No recuerdo qué
día comencé a hacerlo. Después de que la última sesión
terminara, cuando ya el último espectador se había marchado,
recogía la taquilla y me sentaba en el asiento del lado del pasillo
de la hilera izquierda de la última fila y me quedaba allí un rato.
Tampoco sabría decir con exactitud qué era lo que me empujaba a
hacerlo. Al principio pensé que eran mis reticencias a volver a
casa. Las cosas entre mis padres no iba bien. Mamá había
descubierto que papá tenía una querida y las broncas eran
continuas, así que retrasaba todo lo posible volver a aquel nido de
víboras.
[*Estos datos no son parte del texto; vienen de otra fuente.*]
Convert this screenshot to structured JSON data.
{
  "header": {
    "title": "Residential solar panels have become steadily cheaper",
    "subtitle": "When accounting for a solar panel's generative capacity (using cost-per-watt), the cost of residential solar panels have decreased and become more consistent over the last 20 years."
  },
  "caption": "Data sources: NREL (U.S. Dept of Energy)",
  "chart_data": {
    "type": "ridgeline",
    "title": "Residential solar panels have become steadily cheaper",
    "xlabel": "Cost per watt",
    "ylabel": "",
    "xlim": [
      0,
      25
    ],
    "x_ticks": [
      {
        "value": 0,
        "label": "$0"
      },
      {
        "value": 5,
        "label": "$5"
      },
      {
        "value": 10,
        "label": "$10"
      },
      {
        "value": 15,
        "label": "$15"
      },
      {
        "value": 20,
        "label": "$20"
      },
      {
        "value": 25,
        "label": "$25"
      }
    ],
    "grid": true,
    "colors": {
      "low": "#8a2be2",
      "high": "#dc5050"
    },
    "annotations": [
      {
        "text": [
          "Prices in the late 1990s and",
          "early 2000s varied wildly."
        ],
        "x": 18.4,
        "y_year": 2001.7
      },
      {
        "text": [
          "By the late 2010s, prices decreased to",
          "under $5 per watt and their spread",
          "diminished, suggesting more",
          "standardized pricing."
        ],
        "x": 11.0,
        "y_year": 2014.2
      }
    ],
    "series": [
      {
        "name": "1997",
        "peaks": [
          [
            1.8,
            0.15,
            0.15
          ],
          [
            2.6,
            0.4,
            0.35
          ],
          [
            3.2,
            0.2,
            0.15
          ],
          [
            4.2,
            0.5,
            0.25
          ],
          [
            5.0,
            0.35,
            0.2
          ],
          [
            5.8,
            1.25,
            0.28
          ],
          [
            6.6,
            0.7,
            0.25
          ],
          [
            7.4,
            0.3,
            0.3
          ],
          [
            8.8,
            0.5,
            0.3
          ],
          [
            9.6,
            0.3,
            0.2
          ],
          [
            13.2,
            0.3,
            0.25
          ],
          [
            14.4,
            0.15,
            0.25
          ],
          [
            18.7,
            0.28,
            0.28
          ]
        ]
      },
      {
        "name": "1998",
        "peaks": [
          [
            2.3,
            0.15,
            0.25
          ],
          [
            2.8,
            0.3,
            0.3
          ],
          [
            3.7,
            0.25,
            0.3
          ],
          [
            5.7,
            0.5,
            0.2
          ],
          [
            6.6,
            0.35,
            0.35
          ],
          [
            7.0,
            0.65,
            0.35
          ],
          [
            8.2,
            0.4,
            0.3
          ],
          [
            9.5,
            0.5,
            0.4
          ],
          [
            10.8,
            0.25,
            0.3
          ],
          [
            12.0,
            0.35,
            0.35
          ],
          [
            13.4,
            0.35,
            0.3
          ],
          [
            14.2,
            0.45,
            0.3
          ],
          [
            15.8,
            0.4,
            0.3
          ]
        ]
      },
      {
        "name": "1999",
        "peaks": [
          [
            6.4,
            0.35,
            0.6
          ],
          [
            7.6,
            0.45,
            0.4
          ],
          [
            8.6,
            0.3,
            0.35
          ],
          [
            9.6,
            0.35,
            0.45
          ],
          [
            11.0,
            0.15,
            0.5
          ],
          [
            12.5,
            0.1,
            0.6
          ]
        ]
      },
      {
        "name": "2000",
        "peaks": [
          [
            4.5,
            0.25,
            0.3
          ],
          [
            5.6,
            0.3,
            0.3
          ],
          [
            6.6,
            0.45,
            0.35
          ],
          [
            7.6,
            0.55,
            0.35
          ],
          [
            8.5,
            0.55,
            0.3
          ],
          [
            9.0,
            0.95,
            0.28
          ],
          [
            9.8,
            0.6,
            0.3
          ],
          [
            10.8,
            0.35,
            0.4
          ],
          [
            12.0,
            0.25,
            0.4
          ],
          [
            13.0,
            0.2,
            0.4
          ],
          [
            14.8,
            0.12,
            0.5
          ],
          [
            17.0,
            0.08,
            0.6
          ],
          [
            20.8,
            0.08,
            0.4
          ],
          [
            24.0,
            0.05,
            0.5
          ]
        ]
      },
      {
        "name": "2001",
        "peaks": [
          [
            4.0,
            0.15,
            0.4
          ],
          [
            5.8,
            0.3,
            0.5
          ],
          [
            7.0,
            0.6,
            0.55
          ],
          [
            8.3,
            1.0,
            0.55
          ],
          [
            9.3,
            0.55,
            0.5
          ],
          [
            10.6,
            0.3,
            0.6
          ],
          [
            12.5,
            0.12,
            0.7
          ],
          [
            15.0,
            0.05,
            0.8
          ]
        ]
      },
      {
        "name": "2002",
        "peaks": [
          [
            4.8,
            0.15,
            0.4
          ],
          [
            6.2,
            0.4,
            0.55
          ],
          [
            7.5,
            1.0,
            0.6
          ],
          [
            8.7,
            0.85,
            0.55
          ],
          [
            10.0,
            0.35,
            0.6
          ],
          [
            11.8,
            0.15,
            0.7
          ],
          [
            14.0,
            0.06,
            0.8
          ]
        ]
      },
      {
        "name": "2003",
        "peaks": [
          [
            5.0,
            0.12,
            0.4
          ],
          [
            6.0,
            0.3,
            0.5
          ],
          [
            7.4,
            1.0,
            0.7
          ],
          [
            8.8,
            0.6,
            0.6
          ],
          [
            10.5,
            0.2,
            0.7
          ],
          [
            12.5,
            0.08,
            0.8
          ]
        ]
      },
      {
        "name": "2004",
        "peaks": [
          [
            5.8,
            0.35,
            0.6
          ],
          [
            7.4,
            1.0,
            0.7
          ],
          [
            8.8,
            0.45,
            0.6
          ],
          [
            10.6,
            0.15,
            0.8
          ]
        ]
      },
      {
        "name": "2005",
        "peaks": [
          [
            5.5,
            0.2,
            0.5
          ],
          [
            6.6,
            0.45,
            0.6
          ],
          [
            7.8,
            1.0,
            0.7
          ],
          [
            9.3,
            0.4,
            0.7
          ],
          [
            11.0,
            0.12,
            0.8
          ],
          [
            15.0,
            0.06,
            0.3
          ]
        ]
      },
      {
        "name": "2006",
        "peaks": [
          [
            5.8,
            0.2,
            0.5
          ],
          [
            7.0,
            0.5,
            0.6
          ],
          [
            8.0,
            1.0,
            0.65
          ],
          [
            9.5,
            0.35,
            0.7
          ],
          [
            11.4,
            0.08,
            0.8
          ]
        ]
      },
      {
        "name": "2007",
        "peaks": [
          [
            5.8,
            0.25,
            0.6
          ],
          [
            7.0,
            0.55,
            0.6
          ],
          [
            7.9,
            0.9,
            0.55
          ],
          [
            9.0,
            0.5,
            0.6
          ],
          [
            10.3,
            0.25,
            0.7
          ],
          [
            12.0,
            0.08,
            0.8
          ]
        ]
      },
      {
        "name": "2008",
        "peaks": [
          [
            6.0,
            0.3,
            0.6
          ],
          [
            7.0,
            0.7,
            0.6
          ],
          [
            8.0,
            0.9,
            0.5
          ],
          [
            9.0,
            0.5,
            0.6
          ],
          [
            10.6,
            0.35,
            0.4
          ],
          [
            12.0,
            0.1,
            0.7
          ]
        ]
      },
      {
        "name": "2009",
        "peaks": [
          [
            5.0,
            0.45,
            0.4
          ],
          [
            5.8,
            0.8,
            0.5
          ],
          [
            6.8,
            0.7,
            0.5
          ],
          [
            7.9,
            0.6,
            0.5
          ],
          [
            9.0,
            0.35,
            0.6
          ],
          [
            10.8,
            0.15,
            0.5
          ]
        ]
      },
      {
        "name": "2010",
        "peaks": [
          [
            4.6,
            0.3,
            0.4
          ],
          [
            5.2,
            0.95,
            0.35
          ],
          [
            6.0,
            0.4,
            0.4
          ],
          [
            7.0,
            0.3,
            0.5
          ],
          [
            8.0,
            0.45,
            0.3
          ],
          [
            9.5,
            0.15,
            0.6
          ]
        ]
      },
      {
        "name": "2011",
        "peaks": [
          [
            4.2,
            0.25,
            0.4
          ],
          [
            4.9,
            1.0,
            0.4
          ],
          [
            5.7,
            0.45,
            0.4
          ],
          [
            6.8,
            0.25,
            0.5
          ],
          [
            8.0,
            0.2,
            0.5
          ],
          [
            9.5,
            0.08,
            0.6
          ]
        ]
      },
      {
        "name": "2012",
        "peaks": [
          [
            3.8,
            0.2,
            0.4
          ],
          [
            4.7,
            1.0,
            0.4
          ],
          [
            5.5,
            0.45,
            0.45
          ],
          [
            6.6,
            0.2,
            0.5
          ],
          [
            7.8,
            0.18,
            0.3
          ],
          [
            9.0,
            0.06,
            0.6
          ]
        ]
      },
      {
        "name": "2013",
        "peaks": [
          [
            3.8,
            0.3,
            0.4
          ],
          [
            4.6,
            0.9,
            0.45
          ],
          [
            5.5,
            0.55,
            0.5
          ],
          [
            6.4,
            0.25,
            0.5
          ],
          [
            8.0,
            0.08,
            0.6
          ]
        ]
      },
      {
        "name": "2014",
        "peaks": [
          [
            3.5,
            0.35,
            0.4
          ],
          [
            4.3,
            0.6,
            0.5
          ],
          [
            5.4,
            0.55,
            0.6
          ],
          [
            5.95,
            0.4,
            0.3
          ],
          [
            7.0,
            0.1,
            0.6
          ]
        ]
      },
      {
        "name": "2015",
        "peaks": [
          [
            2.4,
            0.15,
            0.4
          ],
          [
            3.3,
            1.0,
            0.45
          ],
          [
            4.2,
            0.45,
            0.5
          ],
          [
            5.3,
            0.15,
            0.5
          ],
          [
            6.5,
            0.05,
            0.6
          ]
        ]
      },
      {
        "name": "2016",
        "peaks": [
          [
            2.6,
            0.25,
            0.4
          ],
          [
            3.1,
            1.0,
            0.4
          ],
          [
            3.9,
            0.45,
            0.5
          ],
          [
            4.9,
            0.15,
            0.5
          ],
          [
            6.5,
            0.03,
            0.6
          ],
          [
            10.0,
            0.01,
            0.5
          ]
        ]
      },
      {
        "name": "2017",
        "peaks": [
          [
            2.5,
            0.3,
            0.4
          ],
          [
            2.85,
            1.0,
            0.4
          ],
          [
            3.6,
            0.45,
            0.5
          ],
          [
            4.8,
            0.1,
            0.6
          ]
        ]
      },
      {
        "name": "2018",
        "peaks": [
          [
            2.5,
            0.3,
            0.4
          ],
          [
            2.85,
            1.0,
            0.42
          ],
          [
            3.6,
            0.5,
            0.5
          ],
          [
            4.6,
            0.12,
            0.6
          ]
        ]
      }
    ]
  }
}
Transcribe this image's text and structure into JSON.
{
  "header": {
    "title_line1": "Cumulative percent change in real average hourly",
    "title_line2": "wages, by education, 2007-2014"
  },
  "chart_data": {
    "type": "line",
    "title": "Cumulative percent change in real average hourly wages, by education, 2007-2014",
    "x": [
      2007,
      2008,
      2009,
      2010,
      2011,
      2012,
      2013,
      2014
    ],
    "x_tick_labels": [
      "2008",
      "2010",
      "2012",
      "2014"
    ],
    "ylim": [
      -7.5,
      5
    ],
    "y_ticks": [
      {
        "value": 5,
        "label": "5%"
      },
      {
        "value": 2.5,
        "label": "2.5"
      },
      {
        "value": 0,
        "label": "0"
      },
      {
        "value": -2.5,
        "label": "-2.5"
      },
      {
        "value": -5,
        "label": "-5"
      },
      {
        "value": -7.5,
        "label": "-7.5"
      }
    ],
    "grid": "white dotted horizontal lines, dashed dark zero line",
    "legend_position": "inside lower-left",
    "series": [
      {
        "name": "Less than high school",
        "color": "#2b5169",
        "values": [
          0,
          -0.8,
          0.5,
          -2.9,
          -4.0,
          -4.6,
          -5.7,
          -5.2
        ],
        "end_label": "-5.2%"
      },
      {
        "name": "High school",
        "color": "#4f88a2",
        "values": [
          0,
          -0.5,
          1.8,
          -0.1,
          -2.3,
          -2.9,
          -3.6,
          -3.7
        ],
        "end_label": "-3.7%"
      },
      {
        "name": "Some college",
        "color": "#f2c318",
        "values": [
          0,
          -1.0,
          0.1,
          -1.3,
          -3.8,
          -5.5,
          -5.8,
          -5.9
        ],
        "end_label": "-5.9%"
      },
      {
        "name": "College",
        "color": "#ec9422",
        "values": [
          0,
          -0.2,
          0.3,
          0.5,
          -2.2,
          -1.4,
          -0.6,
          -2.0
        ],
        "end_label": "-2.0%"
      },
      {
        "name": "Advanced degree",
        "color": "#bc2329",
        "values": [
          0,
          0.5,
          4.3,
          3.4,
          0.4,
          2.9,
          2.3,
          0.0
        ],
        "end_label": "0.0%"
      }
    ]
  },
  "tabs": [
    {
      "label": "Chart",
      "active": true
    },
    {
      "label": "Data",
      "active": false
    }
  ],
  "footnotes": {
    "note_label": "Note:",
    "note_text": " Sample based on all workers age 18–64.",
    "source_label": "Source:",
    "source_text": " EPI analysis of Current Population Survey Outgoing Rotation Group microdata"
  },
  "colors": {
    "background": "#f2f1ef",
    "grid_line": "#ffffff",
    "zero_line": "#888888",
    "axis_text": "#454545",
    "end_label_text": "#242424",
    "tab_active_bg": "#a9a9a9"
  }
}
Sin embargo, cuando mi padre terminó marchándose de casa
y la tranquilidad regresó al hogar, yo continué con mi costumbre.
Me sentaba y miraba la pantalla blanca, la misma sobre la que antes
los personajes del celuloide vivían una historia ficticia. No
imaginaba nada, no recordaba nada, simplemente miraba, como si algo,
alguna fuerza inexplicable, me llamara a tomar tan extraña actitud.
Un día me di
cuenta de que estaba haciendo el imbécil y decidí poner fin a la
situación, así que en cuanto terminó la sesión y recogí lo que
tenía que recoger, tomé mi bolso y salí. Todavía era de día,
pues estábamos en verano, y la plaza del Ayuntamiento era un
hervidero de gente en las terrazas gente que aprovechaba el buen
tiempo y quemaba horas de ocio. Yo seguí su ejemplo y mientras
degustaba una cerveza notaba como una inquietud desconocida se
adueñaba de mí, como si me faltara algo, y claro que me faltaba.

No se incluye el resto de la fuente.